Biodynamie et sciences exactes, deux conceptions opposées du monde ?

 

Pour approfondir le sujet, M. Humbrecht a précisé pour nous la notion de biodynamie telle qu’il l’entend :

 

 »Il ne faut pas oublier que la bio-dynamie se fonde sur l’observation de la nature et de la vie au fil de l’évolution. L’absence de compréhension de certains phénomènes naturels, dont beaucoup sont aujourd’hui connus, et la volonté d’y mettre un vocabulaire, se sont pratiquement toujours traduites par l’utilisation de descripteurs tels que divinités, dieux, influences planétaires… La bio-dynamie attache en effet une grande importance aux influences planétaires, car à l’origine chaque planète était la représentation d’un dieu issu de la mythologie, qui influençait la vie sur terre.

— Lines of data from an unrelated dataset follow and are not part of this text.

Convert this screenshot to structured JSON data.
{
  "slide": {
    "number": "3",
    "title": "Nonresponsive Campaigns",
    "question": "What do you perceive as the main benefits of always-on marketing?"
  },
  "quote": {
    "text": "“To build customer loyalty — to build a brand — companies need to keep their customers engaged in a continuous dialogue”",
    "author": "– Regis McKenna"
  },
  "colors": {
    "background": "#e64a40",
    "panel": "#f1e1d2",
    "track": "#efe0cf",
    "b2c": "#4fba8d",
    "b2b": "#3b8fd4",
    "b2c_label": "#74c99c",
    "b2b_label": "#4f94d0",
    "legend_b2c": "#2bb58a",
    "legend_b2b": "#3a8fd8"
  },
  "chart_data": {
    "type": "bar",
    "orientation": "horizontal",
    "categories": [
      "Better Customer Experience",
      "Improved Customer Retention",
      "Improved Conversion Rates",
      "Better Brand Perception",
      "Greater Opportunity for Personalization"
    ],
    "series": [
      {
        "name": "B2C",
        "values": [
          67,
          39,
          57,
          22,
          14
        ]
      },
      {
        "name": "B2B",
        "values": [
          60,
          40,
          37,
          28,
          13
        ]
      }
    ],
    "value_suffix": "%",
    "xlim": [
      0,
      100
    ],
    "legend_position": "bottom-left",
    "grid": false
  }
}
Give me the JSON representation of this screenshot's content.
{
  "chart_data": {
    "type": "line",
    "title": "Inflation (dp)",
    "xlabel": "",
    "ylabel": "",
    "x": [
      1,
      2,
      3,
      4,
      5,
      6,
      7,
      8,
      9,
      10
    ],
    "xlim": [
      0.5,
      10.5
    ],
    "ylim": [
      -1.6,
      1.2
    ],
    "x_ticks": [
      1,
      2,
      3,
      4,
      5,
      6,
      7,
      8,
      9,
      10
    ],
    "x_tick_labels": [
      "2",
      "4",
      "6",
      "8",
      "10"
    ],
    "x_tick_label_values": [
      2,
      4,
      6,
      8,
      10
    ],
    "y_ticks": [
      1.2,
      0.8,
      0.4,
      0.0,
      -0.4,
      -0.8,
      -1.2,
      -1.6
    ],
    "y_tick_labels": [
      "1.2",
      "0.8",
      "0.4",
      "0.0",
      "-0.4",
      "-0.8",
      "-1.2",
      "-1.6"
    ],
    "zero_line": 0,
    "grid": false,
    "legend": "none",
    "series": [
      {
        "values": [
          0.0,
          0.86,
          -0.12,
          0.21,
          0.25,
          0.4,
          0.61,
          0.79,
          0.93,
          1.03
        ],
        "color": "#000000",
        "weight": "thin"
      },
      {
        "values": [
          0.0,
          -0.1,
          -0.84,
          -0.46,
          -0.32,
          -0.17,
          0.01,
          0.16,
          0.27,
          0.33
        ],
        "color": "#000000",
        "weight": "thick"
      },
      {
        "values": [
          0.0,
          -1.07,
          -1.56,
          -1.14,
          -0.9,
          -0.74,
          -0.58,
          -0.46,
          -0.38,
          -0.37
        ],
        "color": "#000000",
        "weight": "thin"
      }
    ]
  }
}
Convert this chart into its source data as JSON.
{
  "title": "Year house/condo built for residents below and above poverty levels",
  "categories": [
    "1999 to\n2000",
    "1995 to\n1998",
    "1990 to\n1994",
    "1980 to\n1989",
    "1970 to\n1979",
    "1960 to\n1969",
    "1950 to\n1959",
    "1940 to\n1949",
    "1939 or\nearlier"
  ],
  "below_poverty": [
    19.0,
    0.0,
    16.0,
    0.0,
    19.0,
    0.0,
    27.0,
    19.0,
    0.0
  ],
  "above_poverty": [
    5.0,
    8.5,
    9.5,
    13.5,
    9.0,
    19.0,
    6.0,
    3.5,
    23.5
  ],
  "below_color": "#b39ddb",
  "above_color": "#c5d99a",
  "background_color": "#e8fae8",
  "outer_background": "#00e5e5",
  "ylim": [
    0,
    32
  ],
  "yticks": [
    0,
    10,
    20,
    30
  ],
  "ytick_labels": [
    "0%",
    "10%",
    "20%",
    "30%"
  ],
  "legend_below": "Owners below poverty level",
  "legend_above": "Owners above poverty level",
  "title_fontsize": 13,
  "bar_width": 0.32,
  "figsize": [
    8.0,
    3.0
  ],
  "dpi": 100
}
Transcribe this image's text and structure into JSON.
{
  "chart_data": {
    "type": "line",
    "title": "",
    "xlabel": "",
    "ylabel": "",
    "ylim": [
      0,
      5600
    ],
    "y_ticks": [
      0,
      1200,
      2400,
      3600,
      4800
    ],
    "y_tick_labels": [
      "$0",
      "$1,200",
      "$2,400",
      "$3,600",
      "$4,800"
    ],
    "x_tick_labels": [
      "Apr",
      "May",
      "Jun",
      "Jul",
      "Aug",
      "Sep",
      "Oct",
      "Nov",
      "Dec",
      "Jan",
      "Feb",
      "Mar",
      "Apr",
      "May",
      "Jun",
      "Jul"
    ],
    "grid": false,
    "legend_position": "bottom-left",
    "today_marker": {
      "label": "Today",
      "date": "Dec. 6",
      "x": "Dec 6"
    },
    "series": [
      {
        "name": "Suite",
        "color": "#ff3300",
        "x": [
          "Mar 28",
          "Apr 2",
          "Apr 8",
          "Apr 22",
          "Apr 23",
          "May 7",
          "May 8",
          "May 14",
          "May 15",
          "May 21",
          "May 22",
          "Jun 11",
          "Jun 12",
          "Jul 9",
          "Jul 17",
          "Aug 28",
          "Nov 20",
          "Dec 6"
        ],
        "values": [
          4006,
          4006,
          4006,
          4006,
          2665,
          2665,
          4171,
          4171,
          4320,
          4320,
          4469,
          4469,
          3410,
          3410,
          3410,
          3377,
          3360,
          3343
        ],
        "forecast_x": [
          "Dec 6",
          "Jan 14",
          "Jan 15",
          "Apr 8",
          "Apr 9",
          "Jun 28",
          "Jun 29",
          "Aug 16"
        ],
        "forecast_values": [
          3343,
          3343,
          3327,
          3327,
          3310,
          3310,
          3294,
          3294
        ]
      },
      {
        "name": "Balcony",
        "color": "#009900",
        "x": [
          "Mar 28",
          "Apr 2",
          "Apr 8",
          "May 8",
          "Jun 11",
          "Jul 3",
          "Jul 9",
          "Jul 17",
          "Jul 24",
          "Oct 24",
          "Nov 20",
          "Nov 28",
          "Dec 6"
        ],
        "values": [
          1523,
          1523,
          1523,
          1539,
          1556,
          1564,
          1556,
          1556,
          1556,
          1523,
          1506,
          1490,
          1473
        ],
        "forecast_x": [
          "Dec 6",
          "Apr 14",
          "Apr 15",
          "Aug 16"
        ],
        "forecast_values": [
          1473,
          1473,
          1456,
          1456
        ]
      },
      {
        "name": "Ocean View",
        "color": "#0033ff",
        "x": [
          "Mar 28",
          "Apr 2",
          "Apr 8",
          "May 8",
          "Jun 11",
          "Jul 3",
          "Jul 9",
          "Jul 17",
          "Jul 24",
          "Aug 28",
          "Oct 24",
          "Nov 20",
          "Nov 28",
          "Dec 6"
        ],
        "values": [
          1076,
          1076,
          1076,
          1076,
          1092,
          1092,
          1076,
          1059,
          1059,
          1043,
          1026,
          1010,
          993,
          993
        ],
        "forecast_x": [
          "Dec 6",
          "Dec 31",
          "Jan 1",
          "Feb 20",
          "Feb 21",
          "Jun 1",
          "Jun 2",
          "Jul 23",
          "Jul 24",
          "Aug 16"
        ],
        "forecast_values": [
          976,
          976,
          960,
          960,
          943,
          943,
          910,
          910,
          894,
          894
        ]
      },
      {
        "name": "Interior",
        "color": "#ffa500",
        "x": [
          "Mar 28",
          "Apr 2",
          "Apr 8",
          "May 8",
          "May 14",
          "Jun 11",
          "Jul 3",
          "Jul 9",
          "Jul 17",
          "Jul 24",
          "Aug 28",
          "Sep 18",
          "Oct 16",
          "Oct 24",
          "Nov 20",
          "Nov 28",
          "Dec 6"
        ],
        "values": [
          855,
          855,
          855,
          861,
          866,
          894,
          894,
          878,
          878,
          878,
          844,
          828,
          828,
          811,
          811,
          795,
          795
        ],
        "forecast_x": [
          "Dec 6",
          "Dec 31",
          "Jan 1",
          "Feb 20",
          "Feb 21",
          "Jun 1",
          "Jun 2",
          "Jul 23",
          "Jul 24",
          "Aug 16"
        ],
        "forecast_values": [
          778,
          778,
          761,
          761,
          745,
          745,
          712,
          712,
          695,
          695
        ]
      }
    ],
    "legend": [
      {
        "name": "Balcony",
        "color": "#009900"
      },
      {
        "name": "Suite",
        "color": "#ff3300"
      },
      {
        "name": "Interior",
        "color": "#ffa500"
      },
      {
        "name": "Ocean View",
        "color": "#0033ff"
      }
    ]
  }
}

 »En réalité, les bio-dynamistes sont beaucoup plus attachés à la représentation symbolique des divinités rattachées à chaque planète du système solaire et à l’association qui en est faite avec les plantes et organismes vivants. Ainsi, si la planète Mars (Mars est le dieu de la guerre, le conquérant) est représentative de l’élément feu, on retrouvera la symbolique de cette planète dans les plantes qui exprimeront ce caractère colonisateur, envahissant, agressif. Le fraisier, colonisateur, avec ses feuilles dentelées, tiges et fruits rouges, son fruit aromatique et fort, sera décrit comme une plante signée par la planète Mars, car on y retrouve la symbolique rattachée à cette planète. Cela permet de classer les plantes selon une règle différente de la botanique classique où l’on sépare d’abord les monocotylédones et les dicotylédones… Je parle ici de botanique Goethéenne. En fait, toutes les plantes partageant la même signature planétaire, seront classées dans le même groupe et se comporteront de façon similaire face à des stress, des influences extérieures et auront les mêmes problèmes culturaux… Rien à voir avec l’idée réductrice de penser que seule la distance ou la masse d’un astre importe pour juger de son influence sur une plante.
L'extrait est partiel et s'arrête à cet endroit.